The painted figure of a man, possibly a scribe who once lived in the house built by the ancient Maya, is illuminated through a doorway to the dwelling, in northeastern Guatemala. The structure represents the first Maya house found to contain artwork on its walls. The research, detailed in the May 11 issue of the journal Science, is supported by the National Geographic Society.
The first artwork to be found on walls of a Maya house adorn the dwelling in the ruined city of Xultún. The figure at left is one of three men on the house's west wall who are painted in black and wear identical costumes.
Conservator Angelyn Bass cleans and stabilizes the surface of a wall of a Maya house that dates to the ninth century. The figure of a man who may have been the town scribe appears on the wall to her left.

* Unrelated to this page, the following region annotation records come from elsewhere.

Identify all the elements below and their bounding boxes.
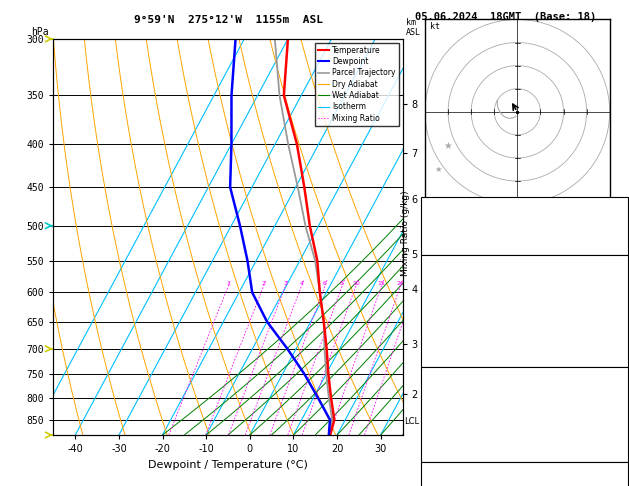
Text: CAPE (J): CAPE (J) xyxy=(425,335,472,345)
Legend: Temperature, Dewpoint, Parcel Trajectory, Dry Adiabat, Wet Adiabat, Isotherm, Mi: Temperature, Dewpoint, Parcel Trajectory… xyxy=(314,43,399,125)
Text: 1: 1 xyxy=(618,320,624,330)
Text: Most Unstable: Most Unstable xyxy=(486,371,562,381)
Text: 26: 26 xyxy=(612,335,624,345)
Text: 18.1: 18.1 xyxy=(601,290,624,300)
Text: 3: 3 xyxy=(283,281,287,286)
Text: hPa: hPa xyxy=(31,27,48,37)
Text: 4: 4 xyxy=(299,281,303,286)
Text: Totals Totals: Totals Totals xyxy=(425,219,501,229)
Text: 345: 345 xyxy=(606,305,624,315)
Text: Mixing Ratio (g/kg): Mixing Ratio (g/kg) xyxy=(401,191,410,276)
Text: 2: 2 xyxy=(262,281,265,286)
Text: 6: 6 xyxy=(323,281,327,286)
Text: CIN (J): CIN (J) xyxy=(425,447,466,457)
Text: Surface: Surface xyxy=(503,259,545,269)
Text: 886: 886 xyxy=(606,387,624,397)
Text: θᴇ(K): θᴇ(K) xyxy=(425,305,454,315)
Text: 41: 41 xyxy=(612,219,624,229)
X-axis label: Dewpoint / Temperature (°C): Dewpoint / Temperature (°C) xyxy=(148,460,308,469)
Text: Hodograph: Hodograph xyxy=(498,466,550,476)
Text: 18.4: 18.4 xyxy=(601,275,624,285)
Text: EH: EH xyxy=(425,482,437,486)
Text: 8: 8 xyxy=(340,281,344,286)
Text: 05.06.2024  18GMT  (Base: 18): 05.06.2024 18GMT (Base: 18) xyxy=(415,12,596,22)
Text: -0: -0 xyxy=(612,482,624,486)
Bar xyxy=(421,197,628,255)
Text: Pressure (mb): Pressure (mb) xyxy=(425,387,501,397)
Text: km
ASL: km ASL xyxy=(406,18,421,37)
Text: 50: 50 xyxy=(612,350,624,360)
Text: θᴇ (K): θᴇ (K) xyxy=(425,402,460,412)
Text: 10: 10 xyxy=(352,281,360,286)
Text: 50: 50 xyxy=(612,447,624,457)
Text: 26: 26 xyxy=(612,432,624,442)
Text: LCL: LCL xyxy=(404,417,419,426)
Text: 34: 34 xyxy=(612,201,624,211)
Text: Lifted Index: Lifted Index xyxy=(425,320,496,330)
Text: 15: 15 xyxy=(377,281,386,286)
Text: 9°59'N  275°12'W  1155m  ASL: 9°59'N 275°12'W 1155m ASL xyxy=(133,15,323,25)
Text: CIN (J): CIN (J) xyxy=(425,350,466,360)
Text: Dewp (°C): Dewp (°C) xyxy=(425,290,478,300)
Text: CAPE (J): CAPE (J) xyxy=(425,432,472,442)
Text: Temp (°C): Temp (°C) xyxy=(425,275,478,285)
Bar xyxy=(421,255,628,367)
Text: PW (cm): PW (cm) xyxy=(425,237,466,247)
Text: Lifted Index: Lifted Index xyxy=(425,417,496,427)
Bar xyxy=(421,462,628,486)
Text: 4: 4 xyxy=(618,237,624,247)
Text: ★: ★ xyxy=(443,141,452,151)
Text: kt: kt xyxy=(430,22,440,31)
Text: ★: ★ xyxy=(434,165,442,174)
Bar xyxy=(421,367,628,462)
Text: 345: 345 xyxy=(606,402,624,412)
Text: 1: 1 xyxy=(618,417,624,427)
Text: 1: 1 xyxy=(226,281,230,286)
Text: 20: 20 xyxy=(396,281,404,286)
Text: K: K xyxy=(425,201,431,211)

Trees grow atop a newly discovered mound over a house built by the ancient Maya that contains the rendering of an ancient figure, possibly the town scribe. The house sits at the edge of the ancient site of Xultún in Guatemala, a city that once housed tens of thousands of people.
Four long numbers on the north wall of the ruined house relate to the Maya calendar and computations about the moon, sun and possibly Venus and Mars; the dates stretch some 7,000 years into the future. These are the first calculations Maya archaeologists have found that seem to tabulate all of these cycles in this way. Although they all involve common multiples of key calendrical and astronomical cycles, the exact significance of these particular spans of time is not known.
“Younger Brother Obsidian,” as labeled on the north wall of the Maya city’s house by an unknown hand, was painted in the 9th century A.D. Archaeologist William Saturno of Boston University excavates the house in the ruins of the Maya city of Xultún. Younger Brother Obsidian may have been the town scribe. Excavation and preservation of the site were supported by the National Geographic Society.
Archaeologist William Saturno of Boston University carefully uncovers art and writings left by the Maya some 1,200 years ago. The art and other symbols on the walls may have been records kept by a scribe, Saturno theorizes.
A vibrant orange figure, kneeling in front of the king on the ruined house’s north wall, is labeled “Younger Brother Obsidian,” a curious title seldom seen in Maya text. The man is holding a writing instrument, which may indicate he was a scribe. The painting recreates the design and colors of the figure in the original Maya mural.
A Maya king, seated and wearing an elaborate head dress of blue feathers, adorns the north wall of the ruined house discovered at the Maya site of Xultún. An attendant, at right, leans out from behind the king’s head dress. The painting by artist Heather Hurst recreates the design and colors of the original Maya artwork at the site.
Three male figures, seated and painted in black. The men, wearing only white loincloths and medallions around their necks and a head dress bearing another medallion and a single feather, were uncovered on the ruined house’s west wall. The painting recreates the design and colors of the original Maya mural. Excavation and preservation of the site were supported by the National Geographic Society.